At first glance, ultrasonic welding and radio frequency (RF) welding appear to have a lot in common. They’re quick, clean and energy efficient. They produce strong, durable bonds that are as strong or stronger than the parent materials. And they don’t require solvents, adhesives, or other additives.
But when it comes to material choices, weld sizes, and tooling specifications, these techniques are clearly different – and play specialized roles in the world of plastics welding. Here’s what you need to know to make sure you’re investing in the right technology.
How they work
Both ultrasonic and RF welding work by combining indirect heat and pressure to cause molecules in the materials being joined to intermingle and form homogeneous bonds. The difference is how that indirect heat is produced.
Ultrasonic welding uses high-frequency sound waves. In ultrasonic welding, standard 60 Hz alternating electrical current is converted inside a welding machine to high-frequency electrical energy and then to high frequency (ultrasonic) vibrational energy. A booster further increases the amplitude of the sound waves and transmits them to an acoustic tool called a sonotrode, or horn. Vertical vibrations are transmitted through the horn to layers of material positioned under pressure at the joint interface – at rates from 20,000 to 40,000 cycles per second.
The resulting frictional heat allows the plastic layers to melt and flow together. As the material cools, a strong molecular bond is formed.
RF welding uses high-frequency electromagnetic energy. In RF welding, the materials to be welded are placed between two metal bars called electrodes, or sealing dies. When the electrodes are pressed together, high-frequency electromagnetic energy waves (typically 27.1 MHz) are passed between them, creating a rapidly alternating electric field. Molecules in the materials begin to oscillate, realigning themselves to conform to the polarity of the energy field and releasing thermal energy in the process.
As the layers of material heat from within, pressure from the electrodes simultaneously allows the mingled molecules to fuse in place and creates a permanent seam.
Where they work
The choice between ultrasonic welding and RF welding begins with the product. Is it made of flexible or rigid plastic? Are the joints flat or dimensional? Does it require small, precise welds or long continuous seams? Here are a few key things to keep in mind.
Material compatibility. Material selection is the most important consideration in choosing ultrasonic welding or RF welding. For example, ultrasonic welding is typically limited to harder, more rigid plastics because they carry acoustic sound waves better than softer materials.

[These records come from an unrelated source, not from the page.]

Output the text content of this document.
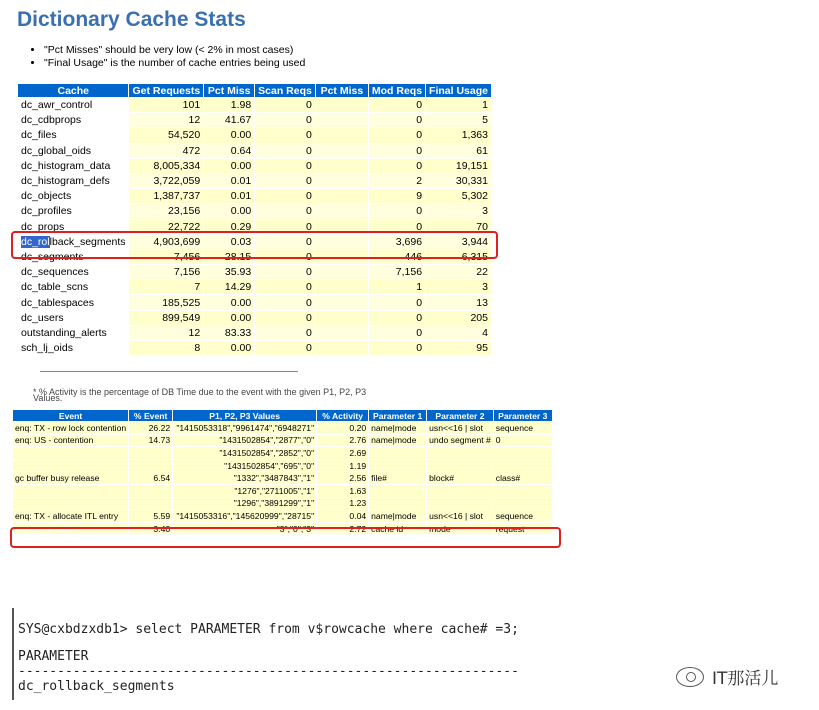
Dictionary Cache Stats
• "Pct Misses" should be very low (< 2% in most cases)
• "Final Usage" is the number of cache entries being used
Cache	Get Requests	Pct Miss	Scan Reqs	Pct Miss	Mod Reqs	Final Usage
dc_awr_control	101	1.98	0		0	1
dc_cdbprops	12	41.67	0		0	5
dc_files	54,520	0.00	0		0	1,363
dc_global_oids	472	0.64	0		0	61
dc_histogram_data	8,005,334	0.00	0		0	19,151
dc_histogram_defs	3,722,059	0.01	0		2	30,331
dc_objects	1,387,737	0.01	0		9	5,302
dc_profiles	23,156	0.00	0		0	3
dc_props	22,722	0.29	0		0	70
dc_rollback_segments	4,903,699	0.03	0		3,696	3,944
dc_segments	7,456	28.15	0		446	6,315
dc_sequences	7,156	35.93	0		7,156	22
dc_table_scns	7	14.29	0		1	3
dc_tablespaces	185,525	0.00	0		0	13
dc_users	899,549	0.00	0		0	205
outstanding_alerts	12	83.33	0		0	4
sch_lj_oids	8	0.00	0		0	95
* % Activity is the percentage of DB Time due to the event with the given P1, P2, P3 Values.
Event	% Event	P1, P2, P3 Values	% Activity	Parameter 1	Parameter 2	Parameter 3
enq: TX - row lock contention	26.22	"1415053318","9961474","6948271"	0.20	name|mode	usn<<16 | slot	sequence
enq: US - contention	14.73	"1431502854","2877","0"	2.76	name|mode	undo segment #	0
		"1431502854","2852","0"	2.69			
		"1431502854","695","0"	1.19			
gc buffer busy release	6.54	"1332","3487843","1"	2.56	file#	block#	class#
		"1276","2711005","1"	1.63			
		"1296","3891299","1"	1.23			
enq: TX - allocate ITL entry	5.59	"1415053316","145620999","28715"	0.04	name|mode	usn<<16 | slot	sequence
row cache lock	3.40	"3","0","3"	2.72	cache id	mode	request
SYS@cxbdzxdb1> select PARAMETER from v$rowcache where cache# =3;
PARAMETER
----------------------------------------------------------------
dc_rollback_segments	IT那活儿
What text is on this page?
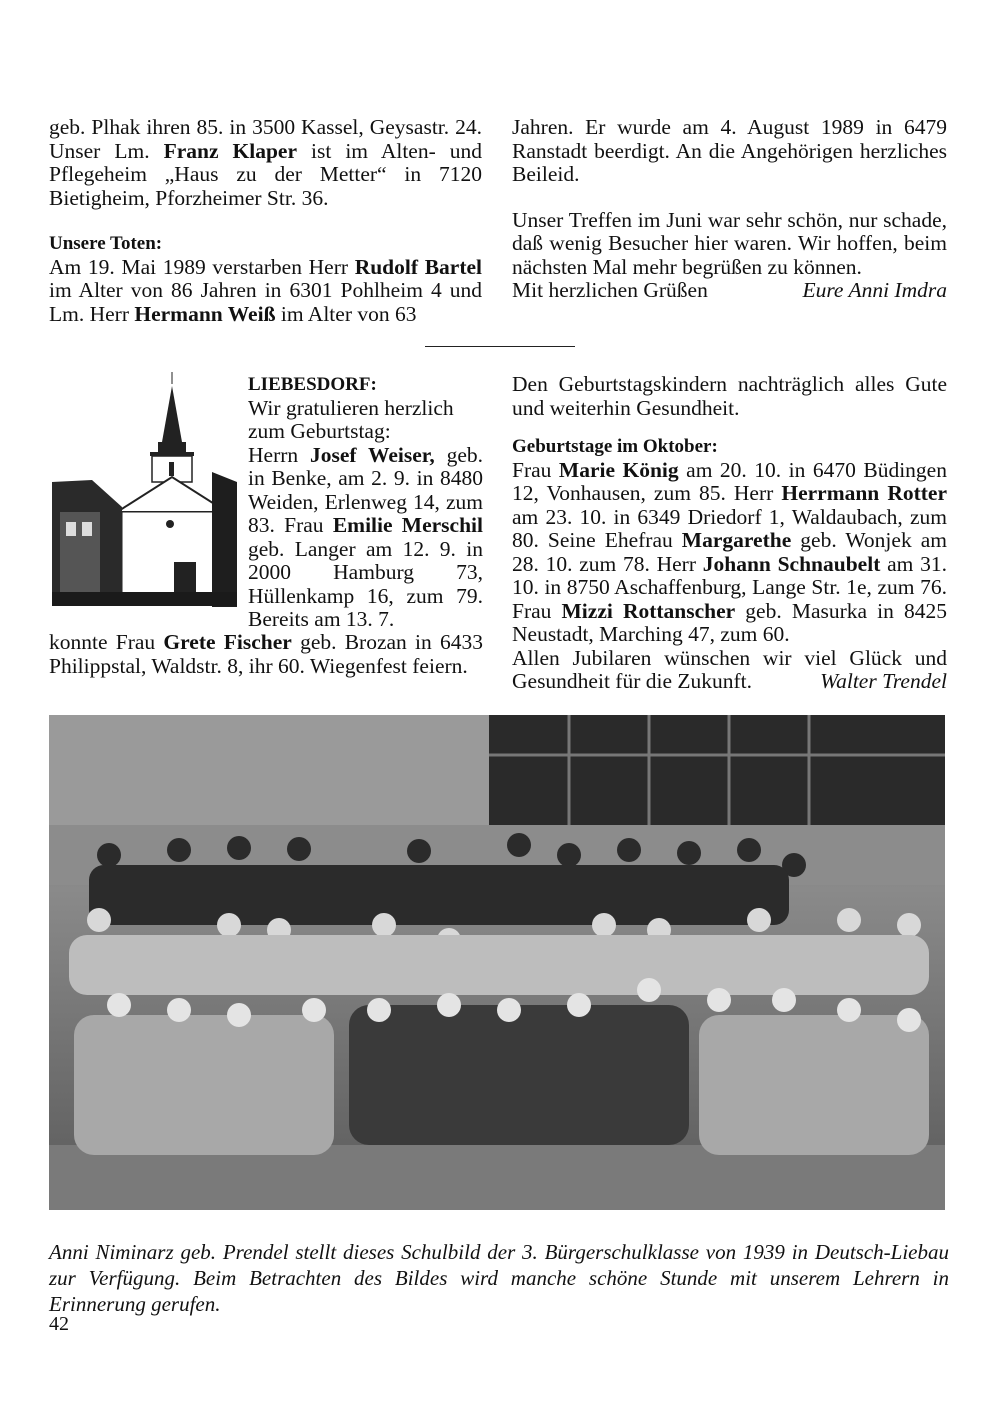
geb. Plhak ihren 85. in 3500 Kassel, Geysastr. 24. Unser Lm. Franz Klaper ist im Alten- und Pflegeheim „Haus zu der Metter“ in 7120 Bietigheim, Pforzheimer Str. 36.

Unsere Toten:

Am 19. Mai 1989 verstarben Herr Rudolf Bartel im Alter von 86 Jahren in 6301 Pohlheim 4 und Lm. Herr Hermann Weiß im Alter von 63

Jahren. Er wurde am 4. August 1989 in 6479 Ranstadt beerdigt. An die Angehörigen herzliches Beileid.

Unser Treffen im Juni war sehr schön, nur schade, daß wenig Besucher hier waren. Wir hoffen, beim nächsten Mal mehr begrüßen zu können.

Mit herzlichen Grüßen	Eure Anni Imdra

LIEBESDORF:

Wir gratulieren herzlich zum Geburtstag:

Herrn Josef Weiser, geb. in Benke, am 2. 9. in 8480 Weiden, Erlenweg 14, zum 83. Frau Emilie Merschil geb. Langer am 12. 9. in 2000 Hamburg 73, Hüllenkamp 16, zum 79. Bereits am 13. 7.

konnte Frau Grete Fischer geb. Brozan in 6433 Philippstal, Waldstr. 8, ihr 60. Wiegenfest feiern.

Den Geburtstagskindern nachträglich alles Gute und weiterhin Gesundheit.

Geburtstage im Oktober:

Frau Marie König am 20. 10. in 6470 Büdingen 12, Vonhausen, zum 85. Herr Herrmann Rotter am 23. 10. in 6349 Driedorf 1, Waldaubach, zum 80. Seine Ehefrau Margarethe geb. Wonjek am 28. 10. zum 78. Herr Johann Schnaubelt am 31. 10. in 8750 Aschaffenburg, Lange Str. 1e, zum 76. Frau Mizzi Rottanscher geb. Masurka in 8425 Neustadt, Marching 47, zum 60.

Allen Jubilaren wünschen wir viel Glück und Gesundheit für die Zukunft.	Walter Trendel

Anni Niminarz geb. Prendel stellt dieses Schulbild der 3. Bürgerschulklasse von 1939 in Deutsch-Liebau zur Verfügung. Beim Betrachten des Bildes wird manche schöne Stunde mit unserem Lehrern in Erinnerung gerufen.

42
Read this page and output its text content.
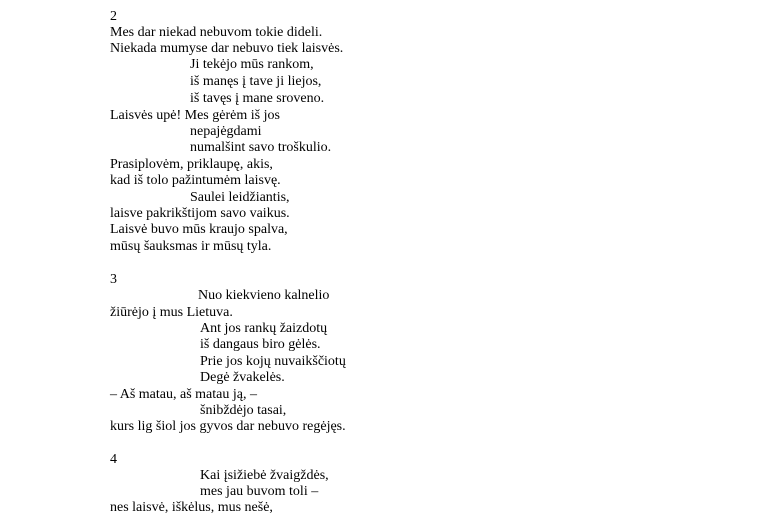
2
Mes dar niekad nebuvom tokie dideli.
Niekada mumyse dar nebuvo tiek laisvės.
Ji tekėjo mūs rankom,
iš manęs į tave ji liejos,
iš tavęs į mane sroveno.
Laisvės upė! Mes gėrėm iš jos
nepajėgdami
numalšint savo troškulio.
Prasiplovėm, priklaupę, akis,
kad iš tolo pažintumėm laisvę.
Saulei leidžiantis,
laisve pakrikštijom savo vaikus.
Laisvė buvo mūs kraujo spalva,
mūsų šauksmas ir mūsų tyla.
3
Nuo kiekvieno kalnelio
žiūrėjo į mus Lietuva.
Ant jos rankų žaizdotų
iš dangaus biro gėlės.
Prie jos kojų nuvaikščiotų
Degė žvakelės.
– Aš matau, aš matau ją, –
šnibždėjo tasai,
kurs lig šiol jos gyvos dar nebuvo regėjęs.
4
Kai įsižiebė žvaigždės,
mes jau buvom toli –
nes laisvė, iškėlus, mus nešė,
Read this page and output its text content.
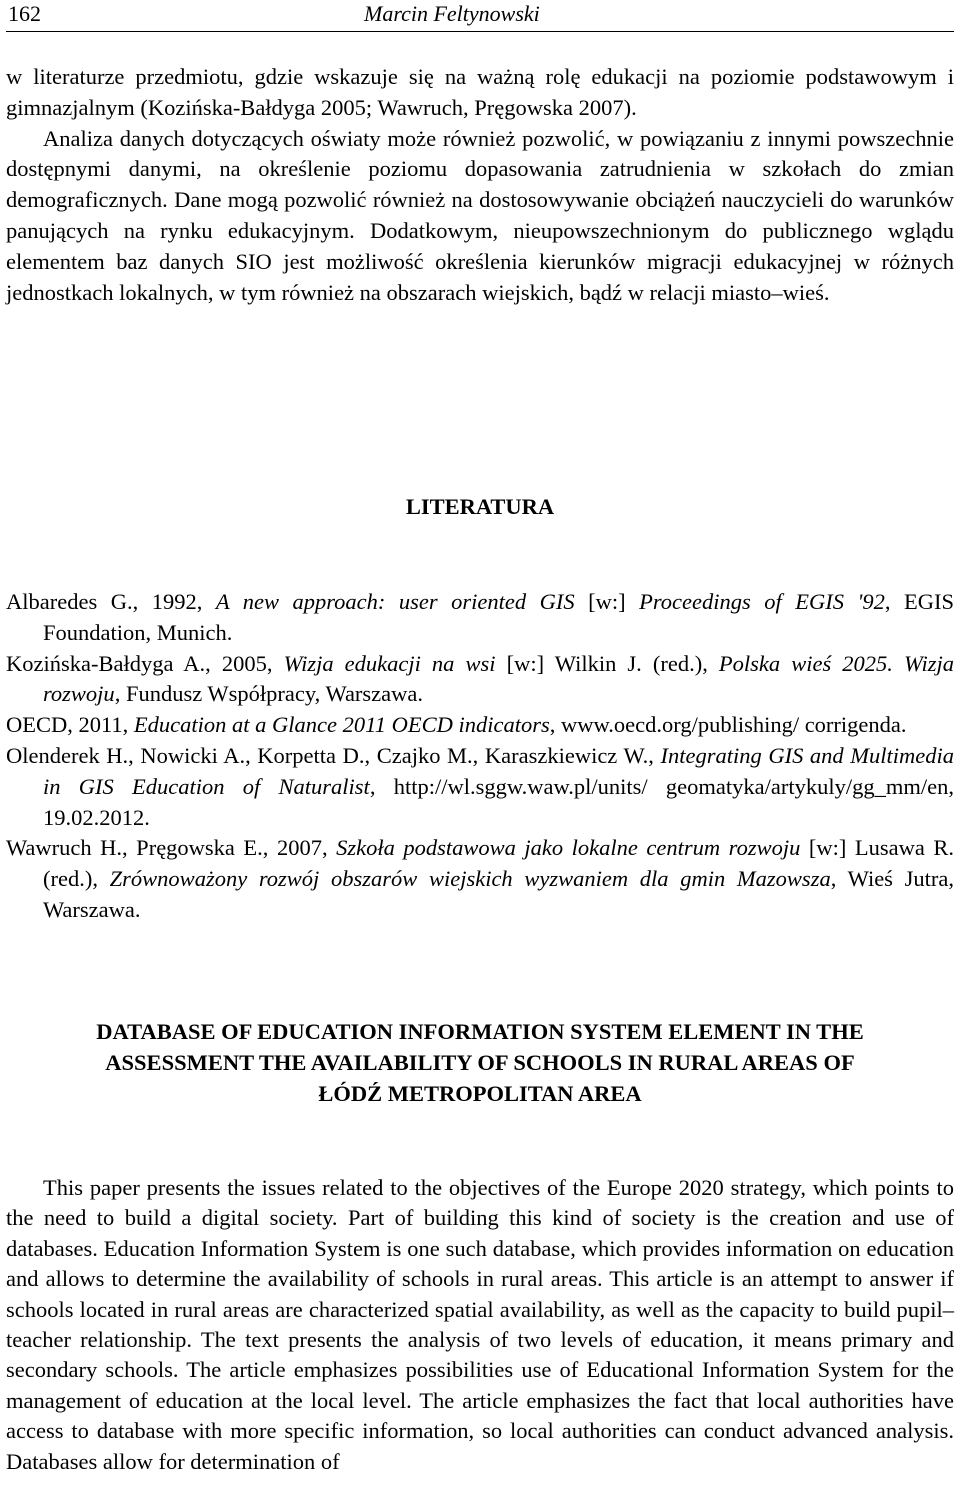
162	Marcin Feltynowski

w literaturze przedmiotu, gdzie wskazuje się na ważną rolę edukacji na poziomie podstawowym i gimnazjalnym (Kozińska-Bałdyga 2005; Wawruch, Pręgowska 2007).

Analiza danych dotyczących oświaty może również pozwolić, w powiązaniu z innymi powszechnie dostępnymi danymi, na określenie poziomu dopasowania zatrudnienia w szkołach do zmian demograficznych. Dane mogą pozwolić również na dostosowywanie obciążeń nauczycieli do warunków panujących na rynku edukacyjnym. Dodatkowym, nieupowszechnionym do publicznego wglądu elementem baz danych SIO jest możliwość określenia kierunków migracji edukacyjnej w różnych jednostkach lokalnych, w tym również na obszarach wiejskich, bądź w relacji miasto–wieś.

LITERATURA

Albaredes G., 1992, A new approach: user oriented GIS [w:] Proceedings of EGIS '92, EGIS Foundation, Munich.

Kozińska-Bałdyga A., 2005, Wizja edukacji na wsi [w:] Wilkin J. (red.), Polska wieś 2025. Wizja rozwoju, Fundusz Współpracy, Warszawa.

OECD, 2011, Education at a Glance 2011 OECD indicators, www.oecd.org/publishing/ corrigenda.

Olenderek H., Nowicki A., Korpetta D., Czajko M., Karaszkiewicz W., Integrating GIS and Multimedia in GIS Education of Naturalist, http://wl.sggw.waw.pl/units/ geomatyka/artykuly/gg_mm/en, 19.02.2012.

Wawruch H., Pręgowska E., 2007, Szkoła podstawowa jako lokalne centrum rozwoju [w:] Lusawa R. (red.), Zrównoważony rozwój obszarów wiejskich wyzwaniem dla gmin Mazowsza, Wieś Jutra, Warszawa.

DATABASE OF EDUCATION INFORMATION SYSTEM ELEMENT IN THE
ASSESSMENT THE AVAILABILITY OF SCHOOLS IN RURAL AREAS OF
ŁÓDŹ METROPOLITAN AREA

This paper presents the issues related to the objectives of the Europe 2020 strategy, which points to the need to build a digital society. Part of building this kind of society is the creation and use of databases. Education Information System is one such database, which provides information on education and allows to determine the availability of schools in rural areas. This article is an attempt to answer if schools located in rural areas are characterized spatial availability, as well as the capacity to build pupil–teacher relationship. The text presents the analysis of two levels of education, it means primary and secondary schools. The article emphasizes possibilities use of Educational Information System for the management of education at the local level. The article emphasizes the fact that local authorities have access to database with more specific information, so local authorities can conduct advanced analysis. Databases allow for determination of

RF welding requires materials that contain polar groups in their molecular structure; non-polar materials are invisible to radio frequency energy unless additional polar plastics are incorporated into the welding process. (See the chart below for more details.)
One interesting fact to note is that ultrasonic welding and RF welding both work best using identical (or similar) layers of material. Welding dissimilar plastics is possible with both methods, but requires specialized equipment and/or process adaptations in order to be successful.
Weld size. This is another important selection criteria. Ultrasonic welds are limited by the size of the horn (sonotrode) that makes them. Horn size, in turn, is determined by the wavelength of the ultrasound energy being used. As a result, ultrasonic welds are rarely larger than 3 inches, unless adaptations are made to the welder or specialized forms such as spot welding or rotating horns are used. RF welding can produce continuous welds measuring many feet long as well as very small and precise welds via custom-shaped dies.
Tooling design. A final point to consider is the complexity of the tooling design. Proper part and joint design are important in both ultrasonic and RF welding, but the geometry of the joints (or weld points) is more complex in ultrasonic welding and proper joint design is critical to ensuring successful welds.